China Mobile has 760 million customers, making it by far the largest carrier in China—now the world's leading smartphone market—and the world. (Verizon Wireless has just over 290 million customers.)
"We see this as bringing the world's best smartphone to the very largest and now the fastest network in China," Cook said.
While Apple hasn't shared exact sales numbers, he continued, "We sold more iPhone units last quarter in Greater China than ever before. So we see that momentum, and the announcement with China Mobile today, as being able to continue the momentum that we've really been building for the last three or four years or so in China. It is a very key market for us."
Apple defines Greater China as Mainland China, Hong Kong and Taiwan. Cook has previously said that he anticipates that Greater China will eventually overtake the United States as Apple's top revenue-generating market.
When asked about reports that Apple could sell between 10 million and 30 million iPhones to China Mobile this year alone, Cook declined to touch the numbers.
"I see this announcement today as being one of those very key milestones in doing great stuff over the long term for our customers and our shareholders and our employees," he answered.
Xi, however, was less shy about talking numbers.
"Since Dec. 23, when people didn't know the pricing," he said through an interpreter, "we've had millions of preorders. This is very encouraging."
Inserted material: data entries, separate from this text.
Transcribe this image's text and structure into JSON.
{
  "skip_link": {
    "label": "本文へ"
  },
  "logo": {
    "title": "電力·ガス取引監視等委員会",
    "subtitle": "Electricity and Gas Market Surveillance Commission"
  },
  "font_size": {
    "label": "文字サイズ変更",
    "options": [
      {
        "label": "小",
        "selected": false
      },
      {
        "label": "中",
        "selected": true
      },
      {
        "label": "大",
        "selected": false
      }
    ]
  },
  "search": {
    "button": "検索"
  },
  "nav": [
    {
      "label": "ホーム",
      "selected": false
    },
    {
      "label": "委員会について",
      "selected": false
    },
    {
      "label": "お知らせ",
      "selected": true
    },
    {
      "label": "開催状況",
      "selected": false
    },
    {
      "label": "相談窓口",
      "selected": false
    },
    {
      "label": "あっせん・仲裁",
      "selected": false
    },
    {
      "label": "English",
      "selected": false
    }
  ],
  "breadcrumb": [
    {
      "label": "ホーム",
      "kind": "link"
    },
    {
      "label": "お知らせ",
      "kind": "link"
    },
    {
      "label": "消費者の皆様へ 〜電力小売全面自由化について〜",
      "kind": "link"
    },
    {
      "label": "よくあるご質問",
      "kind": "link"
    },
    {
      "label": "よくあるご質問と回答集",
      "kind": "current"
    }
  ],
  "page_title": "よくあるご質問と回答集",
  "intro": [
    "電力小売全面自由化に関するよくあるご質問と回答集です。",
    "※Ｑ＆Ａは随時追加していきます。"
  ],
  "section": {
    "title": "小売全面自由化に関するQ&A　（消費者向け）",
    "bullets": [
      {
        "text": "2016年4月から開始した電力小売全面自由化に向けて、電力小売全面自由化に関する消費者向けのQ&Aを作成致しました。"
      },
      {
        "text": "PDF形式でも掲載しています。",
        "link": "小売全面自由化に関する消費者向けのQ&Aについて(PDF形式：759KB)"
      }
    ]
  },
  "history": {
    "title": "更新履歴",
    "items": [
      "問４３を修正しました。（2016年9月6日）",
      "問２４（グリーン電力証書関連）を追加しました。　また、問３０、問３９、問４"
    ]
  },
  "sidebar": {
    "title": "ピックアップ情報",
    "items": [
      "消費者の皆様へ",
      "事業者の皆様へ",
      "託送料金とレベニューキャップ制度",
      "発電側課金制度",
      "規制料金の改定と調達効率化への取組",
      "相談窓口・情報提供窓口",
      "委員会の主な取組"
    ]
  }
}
China Mobile Deal Long-Time Coming
A large part of what had prevented Apple from taking advantage of China Mobile's tremendous network sooner was the carrier's network, which was incompatible with the iPhone. It has very recently made a transition to a 4G TD-LTE.
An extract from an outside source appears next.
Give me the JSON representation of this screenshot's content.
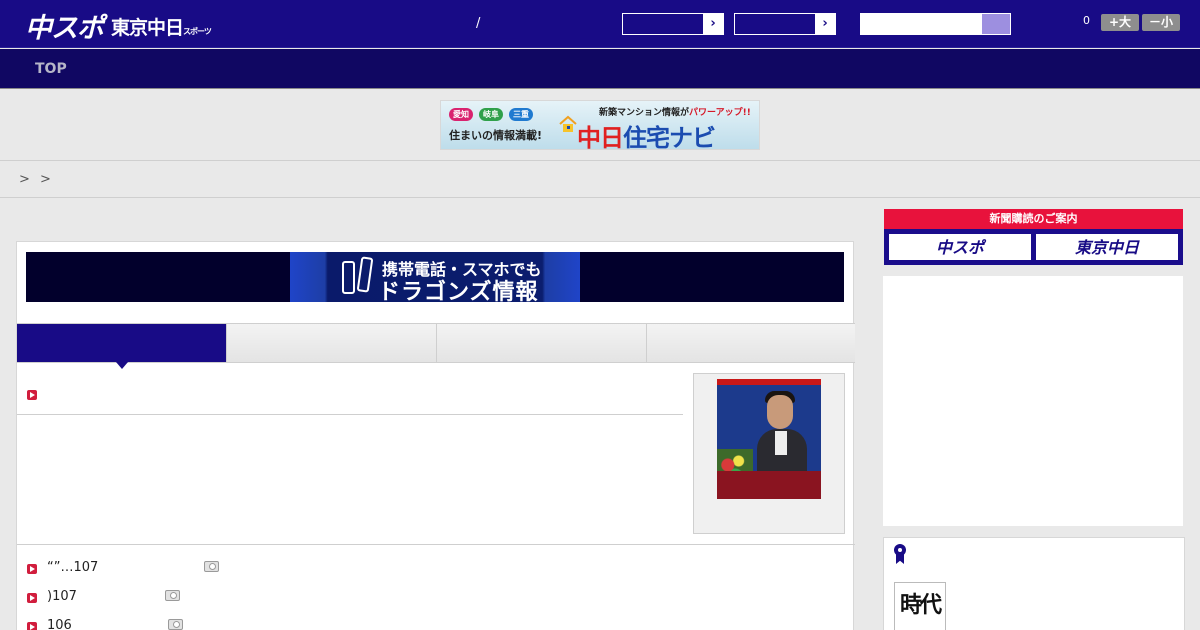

Ericsson announced in November that it had been selected by China Mobile to deploy the technology in 15 key provinces, covering 63 percent of China's population, including the top three provinces in terms of gross domestic product, and that the deployment was already underway.
On Jan. 14, emphasizing the progress of China Mobile's new LTE network, Ericsson announced that the pair had successfully demonstrated the world's first handover of a voice over LTE (VoLTE) call to a 2G or 3G network.
"This paves the way for the future commercial deployment of VoLTE by China Mobile and underscores the maturity of the VoLTE solution for LTE TDD," said Ericsson.
U.S. carriers are expected to begin supporting VoLTE—which lets voice calls and data travel together over LTE, opening up the potential for new services—and offering VoLTE-capable devices this year. (MetroPCS deployed VoLTE in 2012, to make better use of its spectrum and improve support for subscribers' voice calls.)
Pricing has been another issue for Apple, as the high-end company works to penetrate a market where midtier offerings have had the greatest success. The iPhone 5C, which wasn't priced as low as many anticipated, received a cool reception.
Xi acknowledged that because China Mobile's deal with Apple is new, its pricing is higher than its competitors'. "But I still believe it's very attractive," he told CNBC.
The Wall Street Journal reported Jan. 14 that Apple supplier Foxconn has shipped approximately 1.4 million iPhones to China Mobile. A source told the Journal that it's unclear, however, what the numbers will be in the future.
"We have limited visibility beyond this month, as Apple hasn't informed Foxconn of the volume for the next shipment to China Mobile," said the Journal's source.